心臓手術

中等度の虚血性僧帽弁閉鎖不全症に対する外科的治療

Surgical Treatment of Moderate Ischemic Mitral Regurgitation
NEJM 2014;371:2178

〇この論文のPICOはなにか
P:中等度の虚血性僧帽弁閉鎖不全症に対し
I:冠動脈バイパス術(CABG)に加えて、僧帽弁形成術を行うと(CABG+MV repair群)
C:CABGのみの場合と比較し(CABG群)
O:12ヶ月後の左室収縮末期容積係数(LVESVI)が改善するか

secondary endpointとして、MACCE(死亡、脳梗塞、僧帽弁の再手術、心不全による入院、NYHAクラスの悪化)が設定されている。

〇ランダム化について
中央割付方式

〇baselineは同等か
群間差があったのは心房細動で、CABG群:23.3%、CABG+MV repair群:12.8%でCABG群で多かった。術前のLVESVIは、CABG群:54.8±24.9ml/m2、CABG+MV repair群:59.6±25.7ml/m2であった。そのほか、年齢、性別、DM、腎不全、心筋梗塞の既往、ERO(effective regurgitant orifice area)、グラフト数、虚血性心疾患や心不全に対する薬物療法などすべて同等。

〇すべての患者の転帰が結果に反映されているか
ITT解析がなされている。

〇盲検化(masking/blinding)はされているか
患者、治療介入者、評価者に関してはされていない。
解析者については記載がない。

〇症例数は十分か
術前のLVWSVI:80ml/m2、標準偏差:35ml/m2と想定しCABG群で4ml/m2の改善が、CABG+MV repair群で16ml/m2の改善が見込めると想定。また、power:0.9、αlevel:0.05として、症例数は300例と算出されており、計301例ランダマイズされている。

〇結果の評価
CABG群:151人、CABG+MV repair群:150人
CABG群で8人がMV repairを行っており、CABG+MV repiar群では3人にMV repiarが行われず、CABGのみが行われている。
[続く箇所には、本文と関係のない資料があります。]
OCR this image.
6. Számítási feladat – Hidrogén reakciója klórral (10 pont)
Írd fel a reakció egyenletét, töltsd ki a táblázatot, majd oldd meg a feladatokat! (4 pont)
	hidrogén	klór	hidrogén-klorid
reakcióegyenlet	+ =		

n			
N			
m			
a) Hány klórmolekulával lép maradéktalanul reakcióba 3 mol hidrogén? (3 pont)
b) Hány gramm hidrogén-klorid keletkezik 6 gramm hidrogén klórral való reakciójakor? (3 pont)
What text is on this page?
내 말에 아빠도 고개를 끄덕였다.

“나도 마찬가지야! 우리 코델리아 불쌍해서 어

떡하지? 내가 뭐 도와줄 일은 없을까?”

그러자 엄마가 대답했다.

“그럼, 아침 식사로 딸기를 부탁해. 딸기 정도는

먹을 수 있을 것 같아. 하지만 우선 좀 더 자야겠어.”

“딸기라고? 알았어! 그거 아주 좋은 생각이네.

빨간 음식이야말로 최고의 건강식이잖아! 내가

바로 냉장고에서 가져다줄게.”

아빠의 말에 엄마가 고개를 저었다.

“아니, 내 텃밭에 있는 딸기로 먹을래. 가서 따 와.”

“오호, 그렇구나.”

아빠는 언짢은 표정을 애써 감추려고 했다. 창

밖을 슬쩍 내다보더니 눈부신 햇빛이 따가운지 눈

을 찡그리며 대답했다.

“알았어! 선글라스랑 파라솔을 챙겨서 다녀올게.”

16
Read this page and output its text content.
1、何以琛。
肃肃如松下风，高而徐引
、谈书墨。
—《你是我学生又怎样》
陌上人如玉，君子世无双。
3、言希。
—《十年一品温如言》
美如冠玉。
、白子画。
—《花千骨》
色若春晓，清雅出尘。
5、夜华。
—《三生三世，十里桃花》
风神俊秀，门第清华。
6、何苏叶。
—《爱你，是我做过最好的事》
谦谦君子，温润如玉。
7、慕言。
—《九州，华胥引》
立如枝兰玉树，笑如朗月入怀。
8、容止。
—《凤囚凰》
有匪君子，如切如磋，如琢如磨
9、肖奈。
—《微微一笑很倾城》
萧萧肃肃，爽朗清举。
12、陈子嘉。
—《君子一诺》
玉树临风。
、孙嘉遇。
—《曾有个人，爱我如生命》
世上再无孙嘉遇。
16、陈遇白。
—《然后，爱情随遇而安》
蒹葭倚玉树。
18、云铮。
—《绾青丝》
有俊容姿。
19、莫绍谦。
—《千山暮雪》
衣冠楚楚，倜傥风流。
結果は、CABG群:46.1±22.4ml/m2、CABG+MV repair群:49.6±31.5ml/m2で、baselineからの変化は-9.4と-9.3ml/m2であった。両群間に有意差はない。CABG群でも約7割がMRがmild以下になっている(CABG+repair群では約9割)。CABG+MV repair群で、有意に手術時間が長く、入院日数が長かった。

primary endpointで有意差がついていないが、計算されたサンプルサイズを超えており症例数は十分と考えられる。仮説よりCABG群のリバースリモデリングが認められたということか。